Keep Walking That Walk

"Boot-laces shuffle untied, and wiping the sleep from my mind’s eye, I stumble back through the rocky terrain, thinking my first-light effort was certainly in vain.

Golden-moments too brief, and overcast storm-skies framing my grief, I trip again throwing my hand to catch the next rock, without mutter or cry just elated shock.

A hairy arachnid desert alumni and some would think quite an unattractive guy, I smile despite tired vision and brain, a handsome male brought out by the monsoon rain.

Driven by instinctual belief and roaming the risk like a desert thief, I relate to the drive, the yearning, the purpose of his walk, venturing it all on an unlikely wedlock.

For myself a sigh as I felt some relief, and then I mused how he’d vie, probably as an aperitif. For myself some pain as I took self-stock, and then I wished he’d abstain, from walking that walk.

For myself a lie as I felt some grief, and wondered if I could ever defy my own self-belief. For myself more pain as I started to mock, only the insane would keep walking that walk." ~ Jack Mountain

Photographed above Sedona near Schnebly Hill and at the beginning of monsoon season. While my sunrise shoot never panned out, this desert tarantula (Aphonopelma chalcodes) walked across my path while returning to my Jeep.
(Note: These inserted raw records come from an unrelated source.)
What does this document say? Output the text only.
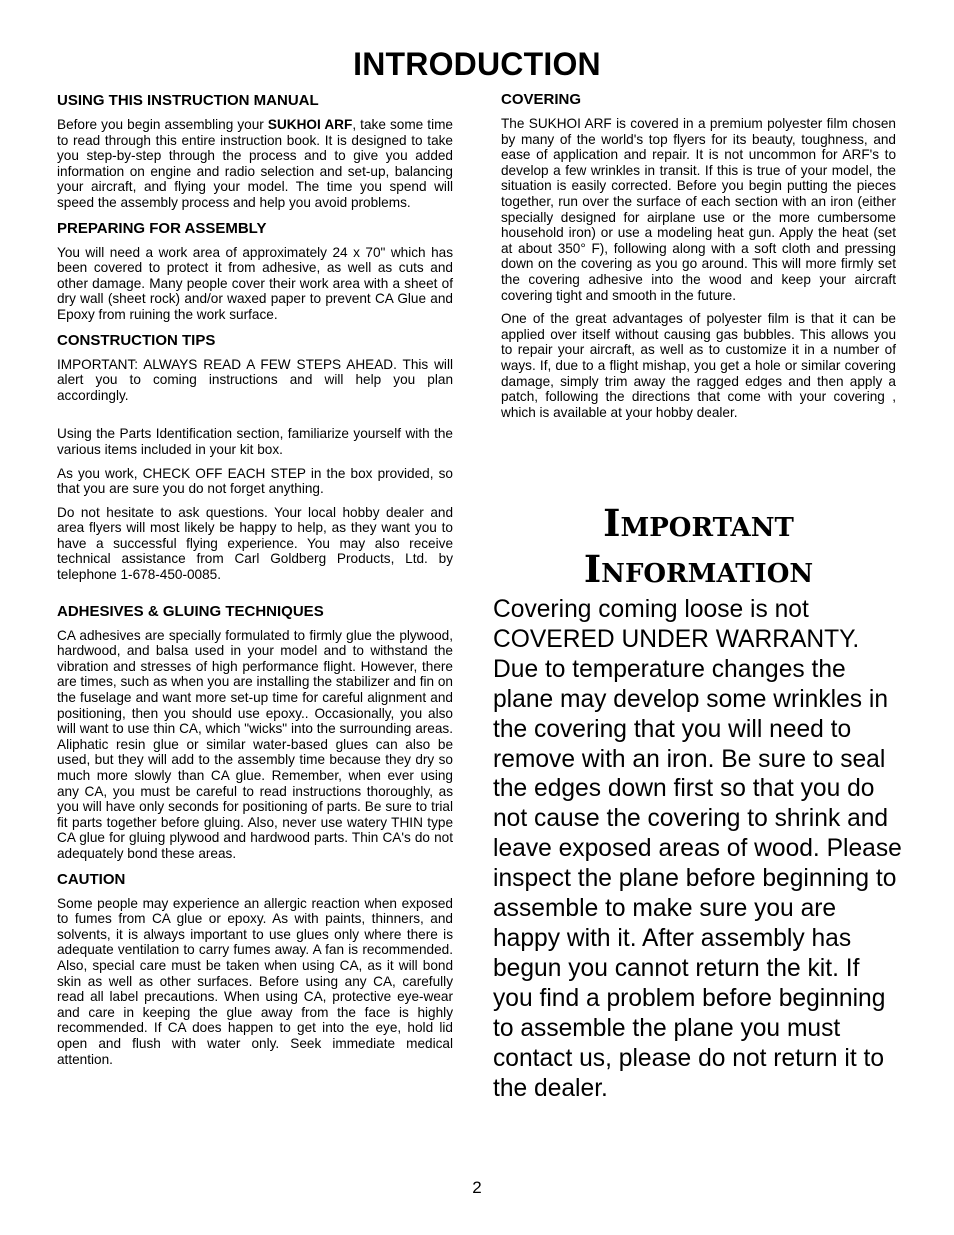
INTRODUCTION
USING THIS INSTRUCTION MANUAL

Before you begin assembling your SUKHOI ARF, take some time to read through this entire instruction book. It is designed to take you step-by-step through the process and to give you added information on engine and radio selection and set-up, balancing your aircraft, and flying your model. The time you spend will speed the assembly process and help you avoid problems.

PREPARING FOR ASSEMBLY

You will need a work area of approximately 24 x 70" which has been covered to protect it from adhesive, as well as cuts and other damage. Many people cover their work area with a sheet of dry wall (sheet rock) and/or waxed paper to prevent CA Glue and Epoxy from ruining the work surface.

CONSTRUCTION TIPS

IMPORTANT: ALWAYS READ A FEW STEPS AHEAD. This will alert you to coming instructions and will help you plan accordingly.

Using the Parts Identification section, familiarize yourself with the various items included in your kit box.

As you work, CHECK OFF EACH STEP in the box provided, so that you are sure you do not forget anything.

Do not hesitate to ask questions. Your local hobby dealer and area flyers will most likely be happy to help, as they want you to have a successful flying experience. You may also receive technical assistance from Carl Goldberg Products, Ltd. by telephone 1-678-450-0085.

ADHESIVES & GLUING TECHNIQUES

CA adhesives are specially formulated to firmly glue the plywood, hardwood, and balsa used in your model and to withstand the vibration and stresses of high performance flight. However, there are times, such as when you are installing the stabilizer and fin on the fuselage and want more set-up time for careful alignment and positioning, then you should use epoxy.. Occasionally, you also will want to use thin CA, which "wicks" into the surrounding areas. Aliphatic resin glue or similar water-based glues can also be used, but they will add to the assembly time because they dry so much more slowly than CA glue. Remember, when ever using any CA, you must be careful to read instructions thoroughly, as you will have only seconds for positioning of parts. Be sure to trial fit parts together before gluing. Also, never use watery THIN type CA glue for gluing plywood and hardwood parts. Thin CA's do not adequately bond these areas.

CAUTION

Some people may experience an allergic reaction when exposed to fumes from CA glue or epoxy. As with paints, thinners, and solvents, it is always important to use glues only where there is adequate ventilation to carry fumes away. A fan is recommended. Also, special care must be taken when using CA, as it will bond skin as well as other surfaces. Before using any CA, carefully read all label precautions. When using CA, protective eye-wear and care in keeping the glue away from the face is highly recommended. If CA does happen to get into the eye, hold lid open and flush with water only. Seek immediate medical attention.

COVERING

The SUKHOI ARF is covered in a premium polyester film chosen by many of the world's top flyers for its beauty, toughness, and ease of application and repair. It is not uncommon for ARF's to develop a few wrinkles in transit. If this is true of your model, the situation is easily corrected. Before you begin putting the pieces together, run over the surface of each section with an iron (either specially designed for airplane use or the more cumbersome household iron) or use a modeling heat gun. Apply the heat (set at about 350° F), following along with a soft cloth and pressing down on the covering as you go around. This will more firmly set the covering adhesive into the wood and keep your aircraft covering tight and smooth in the future.

One of the great advantages of polyester film is that it can be applied over itself without causing gas bubbles. This allows you to repair your aircraft, as well as to customize it in a number of ways. If, due to a flight mishap, you get a hole or similar covering damage, simply trim away the ragged edges and then apply a patch, following the directions that come with your covering , which is available at your hobby dealer.

Important
Information

Covering coming loose is not COVERED UNDER WARRANTY. Due to temperature changes the plane may develop some wrinkles in the covering that you will need to remove with an iron. Be sure to seal the edges down first so that you do not cause the covering to shrink and leave exposed areas of wood. Please inspect the plane before beginning to assemble to make sure you are happy with it. After assembly has begun you cannot return the kit. If you find a problem before beginning to assemble the plane you must contact us, please do not return it to the dealer.

2
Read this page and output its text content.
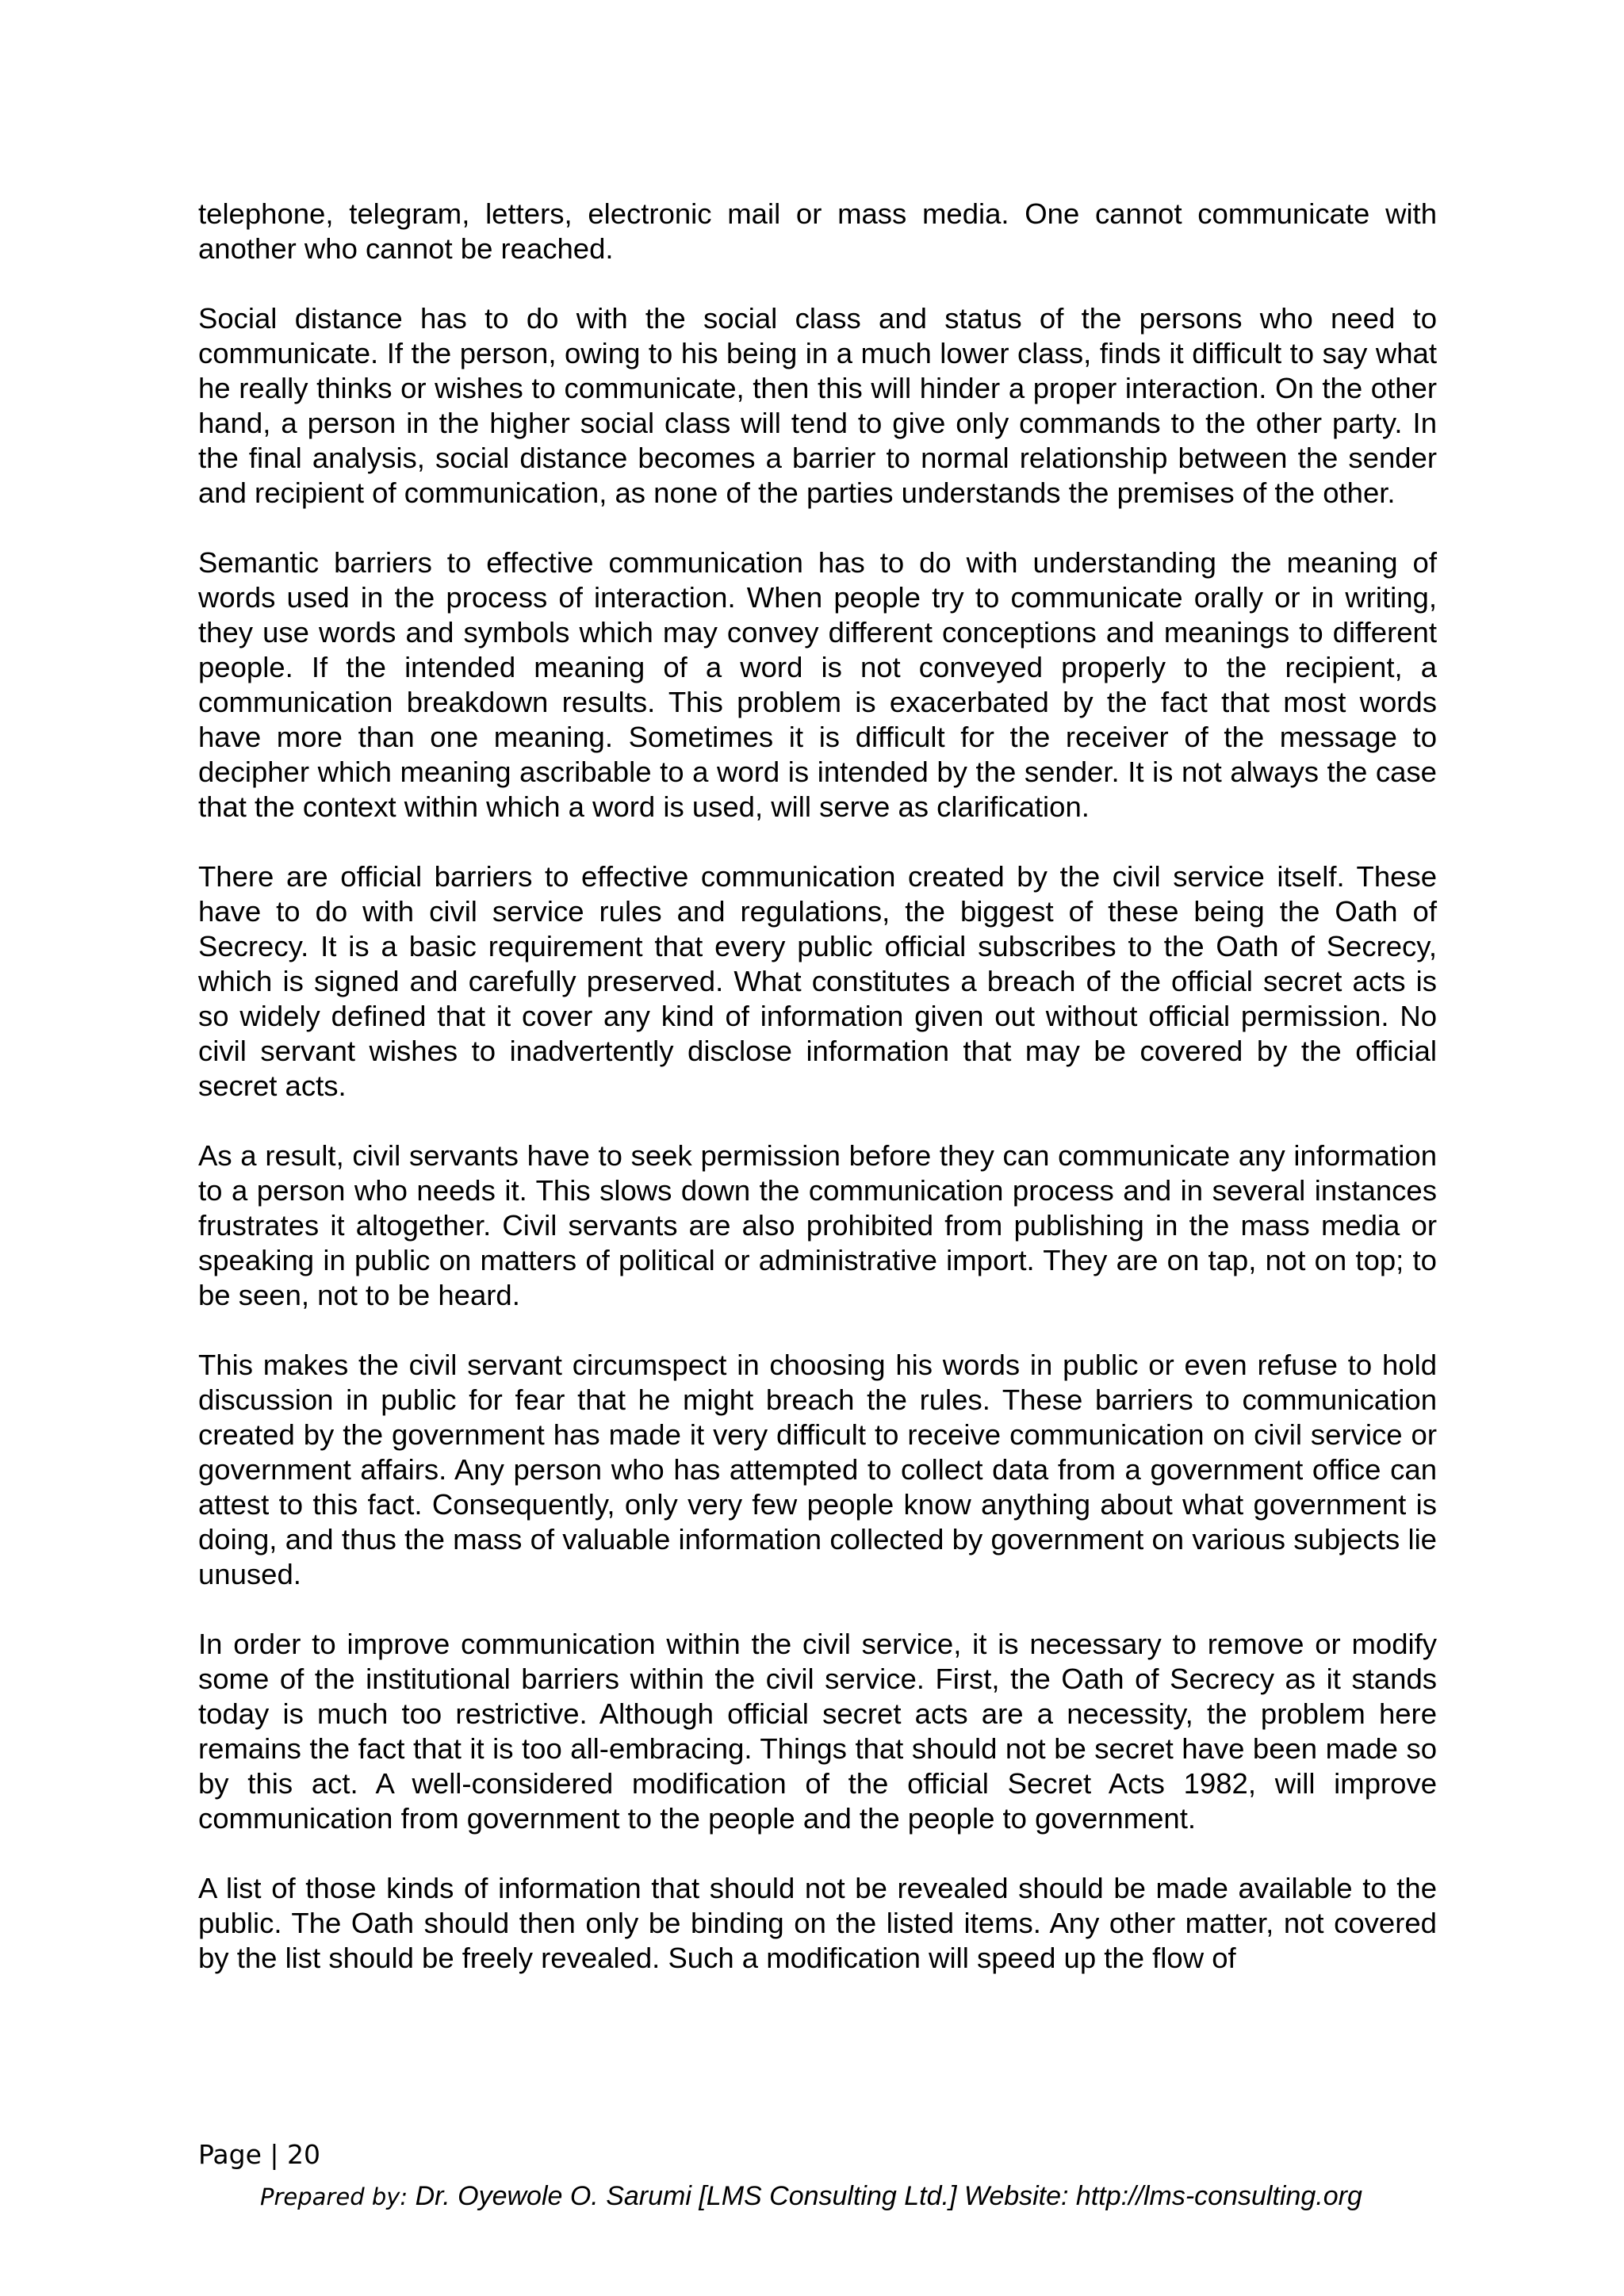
telephone, telegram, letters, electronic mail or mass media. One cannot communicate with another who cannot be reached.

Social distance has to do with the social class and status of the persons who need to communicate. If the person, owing to his being in a much lower class, finds it difficult to say what he really thinks or wishes to communicate, then this will hinder a proper interaction. On the other hand, a person in the higher social class will tend to give only commands to the other party. In the final analysis, social distance becomes a barrier to normal relationship between the sender and recipient of communication, as none of the parties understands the premises of the other.

Semantic barriers to effective communication has to do with understanding the meaning of words used in the process of interaction. When people try to communicate orally or in writing, they use words and symbols which may convey different conceptions and meanings to different people. If the intended meaning of a word is not conveyed properly to the recipient, a communication breakdown results. This problem is exacerbated by the fact that most words have more than one meaning. Sometimes it is difficult for the receiver of the message to decipher which meaning ascribable to a word is intended by the sender. It is not always the case that the context within which a word is used, will serve as clarification.

There are official barriers to effective communication created by the civil service itself. These have to do with civil service rules and regulations, the biggest of these being the Oath of Secrecy. It is a basic requirement that every public official subscribes to the Oath of Secrecy, which is signed and carefully preserved. What constitutes a breach of the official secret acts is so widely defined that it cover any kind of information given out without official permission. No civil servant wishes to inadvertently disclose information that may be covered by the official secret acts.

As a result, civil servants have to seek permission before they can communicate any information to a person who needs it. This slows down the communication process and in several instances frustrates it altogether. Civil servants are also prohibited from publishing in the mass media or speaking in public on matters of political or administrative import. They are on tap, not on top; to be seen, not to be heard.

This makes the civil servant circumspect in choosing his words in public or even refuse to hold discussion in public for fear that he might breach the rules. These barriers to communication created by the government has made it very difficult to receive communication on civil service or government affairs. Any person who has attempted to collect data from a government office can attest to this fact. Consequently, only very few people know anything about what government is doing, and thus the mass of valuable information collected by government on various subjects lie unused.

In order to improve communication within the civil service, it is necessary to remove or modify some of the institutional barriers within the civil service. First, the Oath of Secrecy as it stands today is much too restrictive. Although official secret acts are a necessity, the problem here remains the fact that it is too all-embracing. Things that should not be secret have been made so by this act. A well-considered modification of the official Secret Acts 1982, will improve communication from government to the people and the people to government.

A list of those kinds of information that should not be revealed should be made available to the public. The Oath should then only be binding on the listed items. Any other matter, not covered by the list should be freely revealed. Such a modification will speed up the flow of

Page | 20
Prepared by: Dr. Oyewole O. Sarumi [LMS Consulting Ltd.] Website: http://lms-consulting.org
While I am surprised to see a male tarantula starting his walk this early in the season, I guess it was only muted by my surprise to find him here above Sedona, which is at the very end of its desert range.

During most of the year tarantulas are nocturnal and stay close to their burrows, but during mating season 10 year old males, like this fella, leave their burrows to search for receptive females with which to mate. Tarantulas may walk considerable distances to achieve this goal and this is when people, or cars, or predators are most likely to encounter a tarantula. When a male tarantula finds a female he approaches the entrance to her burrow and taps on thin strands of web that lead into the burrow. If willing, the female will exit the burrow and mating will occur. However, if the female suddenly becomes unaccepting (hard to imagine I know), she may make her anxious suitor her next meal, regardless of how well he walked the walk.

I wonder if the male tarantula is aware of his possible folly and is just driven in spite of it all, to risk everything on hope and belief. I wonder if he ever doubts himself on that journey. Of course, he doesn’t do these things, because he is not human…which I guess means he never knows disappointment either. One could speculate that to not know and have those things would be a blessing. One may even admire such a thing. I wish I could. I try. I can’t. And so somewhere between a hard-place and rock, I keep going walking that walk.